E invece stavolta Gazzoni azzecca tutto: l’allenatore, tanto per cominciare è Renzo Ulivieri che nelle ultime stagioni ha riportato in B il Vicenza, altra nobile decaduta. Poi la squadra: il capitano Marco De Marchi, centrale difensivo ed ex Juve e Roma in serie A, quindi le chiavi del centrocampo affidate al metronomo Andrea Bergamo ed al talentuoso Cristiano Doni, centrocampista col vizio del gol; infine l’attacco, retto da Luca Cecconi (volpone delle aree di rigore della serie C) e da Giorgio Bresciani, esperto e umile nel mettersi a servizio della causa bolognese dopo un illustre passato in A. Nonostante due pareggi nelle prime due partite (contro Palazzolo e Massese), il Bologna darà vita ad un campionato da record che smorzerà e annichilirà qualsiasi tentativo degli avversari di star dietro ai rossoblu attaccando una prima posizione che il Bologna non lascerà mai. 81 punti, 24 vittorie ed una sola sconfitta, l’11 dicembre 1994 a Prato. Quella squadra, sapientemente costruita dal presidente Gazzoni e dal direttore sportivo Oriali, riuscirà, con pochi e mirati innesti, a stupire e a dominare anche l’anno successivo in serie B dove gli uomini di Ulivieri chiuderanno ancora al primo posto, regalando agli ex tifosi depressi il salto dalla serie C alla serie A in soli 2 anni.

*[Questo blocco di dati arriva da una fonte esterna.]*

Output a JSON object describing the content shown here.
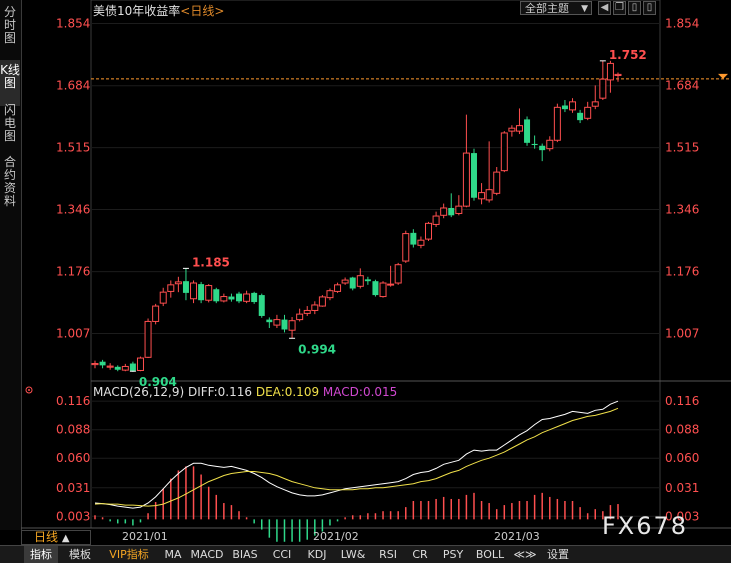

Alle disgrazie del Bologna attuale, di nuovo caduto in serie B dopo un paio di salvezze in serie A raggiunte per il rotto della cuffia e senza la giusta programmazione, sta tentando di rimediare una nuova società, americana, capitanata dall’avvocato italoamericano Joe Tacopina che ha assunto i gradi di presidente con l’intento di riportare Bologna e il Bologna dove meritano di stare, per onorare quei 7 scudetti cuciti sulla gloriosa maglia rossoblu. Che la stagione attualmente in scena sia la riedizione della favolosa cavalcata dalla C1 alla B del 1995? Corsi e ricorsi storici, dieci anni esatti dopo, forse, Bologna sta per scrivere un’altra pagina di storia. Sono autorizzati scongiuri.